TOUGH TEST: Of the 742 restricted tests sat at AA Westgate in August, only 311 people passed (42 per cent).
TOUGH TEST: Of the 742 restricted tests sat at AA Westgate in August, only 311 people passed (42 per cent).

"There is no good news. You failed."

Those were the words that reduced a woman to tears after sitting her full licence test, despite driving for the past 14 years on a restricted licence.

Arriving at Auckland's AA Westgate testing centre on August 15 to sit the practical full license test, the 33-year-old was confident she was going to pass. She was surprised when she didn't.

"[The assessor] asked me, 'do you want the good news or the bad news?'

"I was shocked, really shocked. I burst into tears."
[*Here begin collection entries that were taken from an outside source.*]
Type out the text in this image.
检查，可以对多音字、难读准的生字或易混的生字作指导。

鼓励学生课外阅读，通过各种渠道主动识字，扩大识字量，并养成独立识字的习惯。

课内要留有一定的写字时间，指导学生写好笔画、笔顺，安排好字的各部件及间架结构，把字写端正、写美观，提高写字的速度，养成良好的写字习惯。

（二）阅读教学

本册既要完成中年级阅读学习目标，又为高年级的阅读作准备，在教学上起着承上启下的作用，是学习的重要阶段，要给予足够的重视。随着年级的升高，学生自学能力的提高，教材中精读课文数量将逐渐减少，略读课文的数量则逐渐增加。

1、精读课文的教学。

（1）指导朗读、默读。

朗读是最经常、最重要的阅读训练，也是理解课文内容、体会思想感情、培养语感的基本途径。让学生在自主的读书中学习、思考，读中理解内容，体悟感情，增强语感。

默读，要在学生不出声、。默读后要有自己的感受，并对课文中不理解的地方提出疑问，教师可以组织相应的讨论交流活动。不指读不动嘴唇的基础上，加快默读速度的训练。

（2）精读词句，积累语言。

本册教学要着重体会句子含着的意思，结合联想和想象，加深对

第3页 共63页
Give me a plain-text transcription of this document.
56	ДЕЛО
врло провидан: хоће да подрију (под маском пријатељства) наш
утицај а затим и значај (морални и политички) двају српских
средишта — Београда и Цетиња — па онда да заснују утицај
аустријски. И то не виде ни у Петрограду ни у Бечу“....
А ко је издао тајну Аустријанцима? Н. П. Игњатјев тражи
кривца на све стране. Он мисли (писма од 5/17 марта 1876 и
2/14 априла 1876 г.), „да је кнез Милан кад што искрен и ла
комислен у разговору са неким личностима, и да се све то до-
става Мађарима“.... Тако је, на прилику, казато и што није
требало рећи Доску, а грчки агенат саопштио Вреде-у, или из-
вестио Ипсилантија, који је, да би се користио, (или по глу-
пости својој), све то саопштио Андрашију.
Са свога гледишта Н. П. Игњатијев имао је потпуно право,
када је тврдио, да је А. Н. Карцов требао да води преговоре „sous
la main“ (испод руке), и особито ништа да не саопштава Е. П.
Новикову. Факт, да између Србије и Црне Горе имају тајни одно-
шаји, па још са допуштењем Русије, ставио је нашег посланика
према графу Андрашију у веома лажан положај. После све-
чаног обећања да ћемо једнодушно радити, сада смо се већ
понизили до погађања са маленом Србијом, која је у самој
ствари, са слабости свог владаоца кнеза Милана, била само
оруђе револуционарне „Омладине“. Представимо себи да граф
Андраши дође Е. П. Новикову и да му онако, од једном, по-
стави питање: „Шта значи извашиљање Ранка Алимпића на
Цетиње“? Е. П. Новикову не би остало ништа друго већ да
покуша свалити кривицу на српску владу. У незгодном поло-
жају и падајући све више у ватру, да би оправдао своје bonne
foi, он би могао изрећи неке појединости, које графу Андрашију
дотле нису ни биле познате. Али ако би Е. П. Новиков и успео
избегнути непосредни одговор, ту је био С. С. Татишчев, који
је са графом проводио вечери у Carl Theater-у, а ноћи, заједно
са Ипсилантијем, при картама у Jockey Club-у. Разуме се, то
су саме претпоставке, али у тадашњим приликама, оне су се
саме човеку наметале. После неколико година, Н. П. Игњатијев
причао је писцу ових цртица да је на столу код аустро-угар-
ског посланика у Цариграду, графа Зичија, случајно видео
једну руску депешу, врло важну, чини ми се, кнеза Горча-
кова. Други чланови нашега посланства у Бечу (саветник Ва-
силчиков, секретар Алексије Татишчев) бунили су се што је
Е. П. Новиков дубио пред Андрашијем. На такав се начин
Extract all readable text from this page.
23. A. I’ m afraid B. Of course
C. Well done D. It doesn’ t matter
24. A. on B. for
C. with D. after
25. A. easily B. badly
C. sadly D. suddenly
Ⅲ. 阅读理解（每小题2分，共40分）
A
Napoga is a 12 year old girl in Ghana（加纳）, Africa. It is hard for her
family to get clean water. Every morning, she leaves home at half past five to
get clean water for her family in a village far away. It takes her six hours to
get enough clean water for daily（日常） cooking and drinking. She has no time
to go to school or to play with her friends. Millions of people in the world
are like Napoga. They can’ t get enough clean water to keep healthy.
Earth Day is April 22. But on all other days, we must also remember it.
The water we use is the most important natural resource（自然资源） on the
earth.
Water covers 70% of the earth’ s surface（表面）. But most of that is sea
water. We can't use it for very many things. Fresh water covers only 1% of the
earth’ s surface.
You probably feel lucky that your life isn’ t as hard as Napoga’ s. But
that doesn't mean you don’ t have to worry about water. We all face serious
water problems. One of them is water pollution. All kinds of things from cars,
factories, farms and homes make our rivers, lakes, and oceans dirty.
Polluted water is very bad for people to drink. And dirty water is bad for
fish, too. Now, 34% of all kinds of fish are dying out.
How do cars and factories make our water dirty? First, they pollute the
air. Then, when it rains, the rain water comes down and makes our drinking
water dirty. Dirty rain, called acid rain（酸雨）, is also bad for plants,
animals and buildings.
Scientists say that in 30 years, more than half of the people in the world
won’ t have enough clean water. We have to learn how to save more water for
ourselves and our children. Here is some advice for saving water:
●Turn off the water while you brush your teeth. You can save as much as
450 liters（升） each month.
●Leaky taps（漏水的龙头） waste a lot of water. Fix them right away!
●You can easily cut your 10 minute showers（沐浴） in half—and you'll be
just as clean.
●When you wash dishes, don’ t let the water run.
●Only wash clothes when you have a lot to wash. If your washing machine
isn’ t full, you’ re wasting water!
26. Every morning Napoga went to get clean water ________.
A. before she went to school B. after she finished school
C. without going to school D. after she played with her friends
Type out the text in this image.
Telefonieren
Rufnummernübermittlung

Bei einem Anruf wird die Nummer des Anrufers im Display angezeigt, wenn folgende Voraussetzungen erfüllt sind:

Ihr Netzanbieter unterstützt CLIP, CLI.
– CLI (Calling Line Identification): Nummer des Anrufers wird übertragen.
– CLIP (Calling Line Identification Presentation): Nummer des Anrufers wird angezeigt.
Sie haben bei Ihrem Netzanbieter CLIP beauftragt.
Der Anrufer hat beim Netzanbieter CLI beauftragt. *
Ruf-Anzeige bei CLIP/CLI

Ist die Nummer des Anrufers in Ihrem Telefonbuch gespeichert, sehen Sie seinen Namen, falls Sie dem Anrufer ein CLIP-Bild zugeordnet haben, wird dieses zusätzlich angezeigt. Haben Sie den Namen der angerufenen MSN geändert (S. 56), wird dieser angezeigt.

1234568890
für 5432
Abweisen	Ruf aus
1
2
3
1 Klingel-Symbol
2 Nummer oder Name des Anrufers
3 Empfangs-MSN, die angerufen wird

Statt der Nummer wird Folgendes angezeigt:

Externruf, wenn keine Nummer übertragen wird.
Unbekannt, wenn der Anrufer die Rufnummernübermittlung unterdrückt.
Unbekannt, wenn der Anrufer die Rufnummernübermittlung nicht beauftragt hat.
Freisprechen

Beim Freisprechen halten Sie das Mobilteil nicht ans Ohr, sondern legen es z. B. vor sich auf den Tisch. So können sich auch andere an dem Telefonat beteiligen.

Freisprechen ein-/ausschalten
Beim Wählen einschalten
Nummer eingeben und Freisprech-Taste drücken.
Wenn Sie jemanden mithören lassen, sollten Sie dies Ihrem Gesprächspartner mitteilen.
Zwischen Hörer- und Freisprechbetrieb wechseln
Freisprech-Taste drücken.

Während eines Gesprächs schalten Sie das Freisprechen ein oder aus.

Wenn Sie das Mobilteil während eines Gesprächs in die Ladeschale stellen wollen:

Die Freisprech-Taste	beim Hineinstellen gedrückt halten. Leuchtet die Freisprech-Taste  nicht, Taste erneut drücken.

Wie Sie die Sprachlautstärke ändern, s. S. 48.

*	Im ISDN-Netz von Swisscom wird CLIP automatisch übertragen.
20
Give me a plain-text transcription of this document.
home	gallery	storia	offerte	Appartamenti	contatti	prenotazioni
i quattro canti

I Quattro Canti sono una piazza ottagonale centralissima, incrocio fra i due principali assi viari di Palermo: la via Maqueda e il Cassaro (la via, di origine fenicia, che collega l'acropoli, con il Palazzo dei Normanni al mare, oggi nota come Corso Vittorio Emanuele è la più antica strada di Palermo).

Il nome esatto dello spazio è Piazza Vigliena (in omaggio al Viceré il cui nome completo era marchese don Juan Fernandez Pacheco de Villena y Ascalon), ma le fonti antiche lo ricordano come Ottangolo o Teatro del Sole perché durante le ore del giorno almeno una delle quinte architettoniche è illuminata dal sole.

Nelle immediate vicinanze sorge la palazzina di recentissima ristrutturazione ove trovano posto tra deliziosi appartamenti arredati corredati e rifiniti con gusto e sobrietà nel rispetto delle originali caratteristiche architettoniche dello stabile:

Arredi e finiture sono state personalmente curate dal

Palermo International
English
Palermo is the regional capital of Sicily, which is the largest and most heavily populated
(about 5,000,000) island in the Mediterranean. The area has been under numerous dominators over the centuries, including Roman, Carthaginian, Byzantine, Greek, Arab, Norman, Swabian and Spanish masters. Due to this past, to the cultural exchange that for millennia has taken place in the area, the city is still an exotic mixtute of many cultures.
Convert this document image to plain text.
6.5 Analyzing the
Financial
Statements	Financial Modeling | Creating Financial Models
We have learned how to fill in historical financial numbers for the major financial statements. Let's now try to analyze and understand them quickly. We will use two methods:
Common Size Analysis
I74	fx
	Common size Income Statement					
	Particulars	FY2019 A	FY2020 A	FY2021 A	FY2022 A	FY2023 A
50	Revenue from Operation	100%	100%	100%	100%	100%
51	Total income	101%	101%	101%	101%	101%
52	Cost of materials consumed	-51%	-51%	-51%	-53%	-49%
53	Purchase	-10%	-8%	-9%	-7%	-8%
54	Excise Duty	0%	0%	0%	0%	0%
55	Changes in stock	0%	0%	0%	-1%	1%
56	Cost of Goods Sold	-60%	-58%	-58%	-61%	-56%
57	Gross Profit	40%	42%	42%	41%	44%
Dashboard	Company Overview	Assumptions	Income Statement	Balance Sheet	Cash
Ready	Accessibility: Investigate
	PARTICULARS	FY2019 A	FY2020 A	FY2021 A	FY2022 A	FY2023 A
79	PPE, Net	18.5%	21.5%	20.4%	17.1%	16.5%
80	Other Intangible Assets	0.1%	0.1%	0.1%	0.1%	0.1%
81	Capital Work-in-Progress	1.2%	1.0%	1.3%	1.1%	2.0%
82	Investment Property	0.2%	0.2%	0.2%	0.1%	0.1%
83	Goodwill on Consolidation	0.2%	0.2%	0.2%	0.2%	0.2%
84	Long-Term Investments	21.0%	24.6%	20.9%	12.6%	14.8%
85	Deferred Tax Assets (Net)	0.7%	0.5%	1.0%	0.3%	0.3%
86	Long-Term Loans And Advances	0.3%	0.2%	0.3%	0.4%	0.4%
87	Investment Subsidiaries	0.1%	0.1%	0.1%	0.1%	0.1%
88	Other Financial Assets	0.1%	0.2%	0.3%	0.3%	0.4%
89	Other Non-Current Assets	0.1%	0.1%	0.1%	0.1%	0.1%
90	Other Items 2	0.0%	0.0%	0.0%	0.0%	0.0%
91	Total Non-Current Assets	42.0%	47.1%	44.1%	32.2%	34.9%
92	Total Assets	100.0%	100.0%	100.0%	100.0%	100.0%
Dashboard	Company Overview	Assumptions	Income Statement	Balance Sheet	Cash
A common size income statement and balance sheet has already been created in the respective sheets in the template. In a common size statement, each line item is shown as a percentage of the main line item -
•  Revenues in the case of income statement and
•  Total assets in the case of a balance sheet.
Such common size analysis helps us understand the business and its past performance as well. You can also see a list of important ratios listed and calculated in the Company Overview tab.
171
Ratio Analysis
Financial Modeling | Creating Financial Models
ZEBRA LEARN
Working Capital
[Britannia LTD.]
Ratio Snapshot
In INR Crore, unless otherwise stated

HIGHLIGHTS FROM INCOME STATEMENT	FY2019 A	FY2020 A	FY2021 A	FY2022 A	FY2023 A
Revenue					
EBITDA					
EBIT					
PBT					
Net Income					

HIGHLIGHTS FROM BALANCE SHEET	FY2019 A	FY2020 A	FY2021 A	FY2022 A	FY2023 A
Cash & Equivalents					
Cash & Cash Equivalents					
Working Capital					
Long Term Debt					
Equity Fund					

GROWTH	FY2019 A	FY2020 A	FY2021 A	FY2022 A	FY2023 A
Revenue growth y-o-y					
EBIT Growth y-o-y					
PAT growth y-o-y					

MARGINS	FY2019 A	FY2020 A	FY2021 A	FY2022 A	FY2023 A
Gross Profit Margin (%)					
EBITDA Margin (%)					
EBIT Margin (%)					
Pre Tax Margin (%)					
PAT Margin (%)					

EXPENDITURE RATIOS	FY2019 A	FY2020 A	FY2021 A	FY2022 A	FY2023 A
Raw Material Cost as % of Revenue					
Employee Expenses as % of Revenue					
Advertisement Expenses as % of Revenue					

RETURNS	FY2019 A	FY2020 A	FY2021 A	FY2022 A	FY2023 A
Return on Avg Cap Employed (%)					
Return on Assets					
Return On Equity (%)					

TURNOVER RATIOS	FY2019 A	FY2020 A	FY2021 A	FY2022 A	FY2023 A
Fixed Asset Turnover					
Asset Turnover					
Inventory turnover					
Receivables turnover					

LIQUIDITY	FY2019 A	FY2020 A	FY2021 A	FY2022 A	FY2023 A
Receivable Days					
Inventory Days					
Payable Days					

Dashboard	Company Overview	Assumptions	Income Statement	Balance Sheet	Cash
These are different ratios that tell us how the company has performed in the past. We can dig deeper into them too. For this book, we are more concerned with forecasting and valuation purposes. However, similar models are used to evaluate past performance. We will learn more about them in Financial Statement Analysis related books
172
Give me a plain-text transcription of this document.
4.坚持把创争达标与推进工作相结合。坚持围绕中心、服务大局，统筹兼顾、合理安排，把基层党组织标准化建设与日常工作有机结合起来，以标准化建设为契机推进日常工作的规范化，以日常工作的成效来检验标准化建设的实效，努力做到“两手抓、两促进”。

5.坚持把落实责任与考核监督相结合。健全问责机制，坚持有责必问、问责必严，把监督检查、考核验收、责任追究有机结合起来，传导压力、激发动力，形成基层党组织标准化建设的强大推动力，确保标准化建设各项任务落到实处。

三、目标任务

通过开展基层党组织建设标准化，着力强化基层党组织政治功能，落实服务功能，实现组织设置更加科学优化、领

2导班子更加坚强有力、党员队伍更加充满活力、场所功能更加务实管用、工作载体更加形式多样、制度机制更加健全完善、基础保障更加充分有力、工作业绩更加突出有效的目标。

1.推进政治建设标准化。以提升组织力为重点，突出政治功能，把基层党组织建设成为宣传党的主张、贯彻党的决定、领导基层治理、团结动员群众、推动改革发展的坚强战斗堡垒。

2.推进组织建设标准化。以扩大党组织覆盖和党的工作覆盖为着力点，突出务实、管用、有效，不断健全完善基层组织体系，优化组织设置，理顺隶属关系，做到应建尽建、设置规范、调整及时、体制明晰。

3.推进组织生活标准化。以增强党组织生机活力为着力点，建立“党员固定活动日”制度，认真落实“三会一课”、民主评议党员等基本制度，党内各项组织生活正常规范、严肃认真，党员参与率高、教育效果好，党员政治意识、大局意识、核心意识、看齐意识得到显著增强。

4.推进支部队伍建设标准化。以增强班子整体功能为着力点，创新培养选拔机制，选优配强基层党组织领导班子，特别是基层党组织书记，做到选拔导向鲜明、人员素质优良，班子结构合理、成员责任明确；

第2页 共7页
The NZ Transport Agency sets the standard for all driving tests and introduced new class 1 (car) restricted and full driver licence tests on February 27, 2012.

Since then, more than 18,000 restricted licence tests have been sat at AA Westgate with a pass rate of just 43 per cent.

In August 2014, more than 740 people sat their restricted licence test at the same location and only 42 per cent passed.

However, Westgate does not have the highest fail rate in Auckland. For the same month, AA Penrose and VTNZ in Pukekohe recorded lower pass rates for the same licence, 38 per cent and 40 per cent respectively.

The driver says she was not asked by the testing officer to identify any hazards while on the 30-minute test and she eventually failed for making errors, including cutting a corner and failing to keep left of the centre line. While the woman says the exam was fair, she thinks the testing officer was strict in his marking.

"He said, ‘you're a really good driver but you have bad habits'," she said.

"I have never been pulled over by a cop and never had an accident but they don't take that into consideration."

NZTA principal adviser for driver testing and training standards Jim Furneaux says no more than two critical errors can be made during the entire test and there must be no immediate fail errors at any stage.

"Some of the most common issues noted are failing to signal, failing to stop or give way and exceeding the speed limit - all relatively easily fixed when you think about it," he said.

"Unfortunately the reasons for some of the test failures shows that there are still a few who are not properly prepared but hope to scrape through.

"However, the overall driving standard of those passing is far better than was previously the case with the old tests," Furneaux said.